III. Legislative Potpourri

The budget was certainly the most important and high-profile aspect of the last session. However, a number of other measures made it through an at-times tortured path to becoming law. Among new laws going into effect are the following:

* Speed limits north of Concord on the state’s highways will soon be 70 mph (from Canterbury to the New Hampshire border, but not in Franconia Notch).

* Bars in New Hampshire will now be allowed to stay open until 2 a.m. instead of 1 a.m. if towns and cities allow them to do so.

* New Hampshire will become the 19th state to legalize medical marijuana and the last in New England to do so.

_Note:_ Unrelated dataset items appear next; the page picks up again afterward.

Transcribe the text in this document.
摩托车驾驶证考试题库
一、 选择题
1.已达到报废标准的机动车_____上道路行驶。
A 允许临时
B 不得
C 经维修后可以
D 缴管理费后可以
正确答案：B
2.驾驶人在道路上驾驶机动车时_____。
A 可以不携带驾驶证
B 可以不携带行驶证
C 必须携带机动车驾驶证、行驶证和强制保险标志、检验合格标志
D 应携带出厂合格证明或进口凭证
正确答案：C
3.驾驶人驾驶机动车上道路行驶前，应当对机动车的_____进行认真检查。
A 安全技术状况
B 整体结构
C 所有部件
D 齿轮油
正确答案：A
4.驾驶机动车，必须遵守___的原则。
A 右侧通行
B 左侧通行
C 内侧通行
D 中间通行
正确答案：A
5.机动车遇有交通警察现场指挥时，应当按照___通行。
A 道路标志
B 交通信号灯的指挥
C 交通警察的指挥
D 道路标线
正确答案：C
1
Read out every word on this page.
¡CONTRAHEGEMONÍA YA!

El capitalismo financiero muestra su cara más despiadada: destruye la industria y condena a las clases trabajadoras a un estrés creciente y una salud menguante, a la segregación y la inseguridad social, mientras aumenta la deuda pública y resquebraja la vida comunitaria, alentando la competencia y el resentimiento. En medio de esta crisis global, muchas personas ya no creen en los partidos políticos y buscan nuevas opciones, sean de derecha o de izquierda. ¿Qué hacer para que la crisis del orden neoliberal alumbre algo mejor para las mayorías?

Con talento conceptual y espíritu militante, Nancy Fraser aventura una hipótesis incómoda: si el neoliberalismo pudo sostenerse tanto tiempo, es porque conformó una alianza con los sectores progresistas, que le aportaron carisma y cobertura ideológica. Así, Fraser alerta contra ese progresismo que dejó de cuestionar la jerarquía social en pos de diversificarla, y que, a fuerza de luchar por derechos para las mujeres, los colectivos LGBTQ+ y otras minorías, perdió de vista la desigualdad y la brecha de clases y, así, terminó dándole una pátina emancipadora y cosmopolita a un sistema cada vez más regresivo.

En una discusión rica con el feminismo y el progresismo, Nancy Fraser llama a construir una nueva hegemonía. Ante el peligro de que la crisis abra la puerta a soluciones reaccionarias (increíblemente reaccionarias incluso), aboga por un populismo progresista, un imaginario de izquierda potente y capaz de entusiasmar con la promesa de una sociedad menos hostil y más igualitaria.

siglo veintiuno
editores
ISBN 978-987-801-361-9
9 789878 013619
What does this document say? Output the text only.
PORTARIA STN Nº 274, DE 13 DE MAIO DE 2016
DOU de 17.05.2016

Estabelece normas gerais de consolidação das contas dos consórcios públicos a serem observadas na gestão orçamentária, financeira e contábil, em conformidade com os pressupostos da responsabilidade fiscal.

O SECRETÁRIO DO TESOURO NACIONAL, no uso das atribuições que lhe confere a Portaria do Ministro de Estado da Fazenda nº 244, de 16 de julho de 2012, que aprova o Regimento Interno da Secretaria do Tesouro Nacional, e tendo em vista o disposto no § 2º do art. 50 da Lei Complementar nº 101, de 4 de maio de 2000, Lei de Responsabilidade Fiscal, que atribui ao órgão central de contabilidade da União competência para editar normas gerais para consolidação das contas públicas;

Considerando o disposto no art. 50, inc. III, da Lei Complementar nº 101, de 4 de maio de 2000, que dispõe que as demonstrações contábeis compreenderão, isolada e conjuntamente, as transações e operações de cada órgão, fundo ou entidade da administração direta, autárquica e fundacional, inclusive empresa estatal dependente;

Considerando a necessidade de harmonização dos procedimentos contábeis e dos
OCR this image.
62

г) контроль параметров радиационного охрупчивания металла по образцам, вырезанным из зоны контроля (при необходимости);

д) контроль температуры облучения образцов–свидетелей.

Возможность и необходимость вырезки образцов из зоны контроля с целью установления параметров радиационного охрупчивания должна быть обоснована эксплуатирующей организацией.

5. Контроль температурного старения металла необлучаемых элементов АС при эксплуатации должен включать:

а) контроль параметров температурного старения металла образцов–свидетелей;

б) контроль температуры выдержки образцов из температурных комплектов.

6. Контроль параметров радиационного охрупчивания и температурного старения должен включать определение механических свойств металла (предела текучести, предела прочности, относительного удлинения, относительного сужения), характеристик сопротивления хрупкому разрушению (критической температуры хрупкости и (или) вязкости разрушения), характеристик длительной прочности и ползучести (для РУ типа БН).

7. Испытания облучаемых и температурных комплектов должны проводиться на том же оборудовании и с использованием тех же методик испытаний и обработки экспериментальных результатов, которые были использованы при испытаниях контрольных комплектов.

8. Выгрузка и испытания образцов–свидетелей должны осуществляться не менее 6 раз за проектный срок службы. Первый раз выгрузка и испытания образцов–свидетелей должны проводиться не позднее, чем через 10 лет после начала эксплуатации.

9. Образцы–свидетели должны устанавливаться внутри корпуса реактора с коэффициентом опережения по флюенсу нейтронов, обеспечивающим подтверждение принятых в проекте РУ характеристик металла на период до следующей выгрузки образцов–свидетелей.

Proponents of the law believe that it is the most stringent in the nation in terms of safeguards against drug abuse. The law is already prompting economic development debates about where to site medical marijuana facilities and several North Country locations have been floated in recent days.

* New Hampshire will soon be required to disclose the percentage of dollars that go to charities from charitable gaming. Neal Kurk, R-Weare, urged passage of this bill to bring some transparency to the question of just how much charitable gaming money is actually going to charities and how much is being pocketed by vendors.

* The state’s home brewer law has been expanded to allow home-vintners to make between 100 and 200 gallons of wine at home depending on household size.

* Bed and breakfasts will be able to get licenses to serve liquor to their guests.

* The white potato officially becomes the state vegetable on August 3rd. A group of students from Derry championed this measure.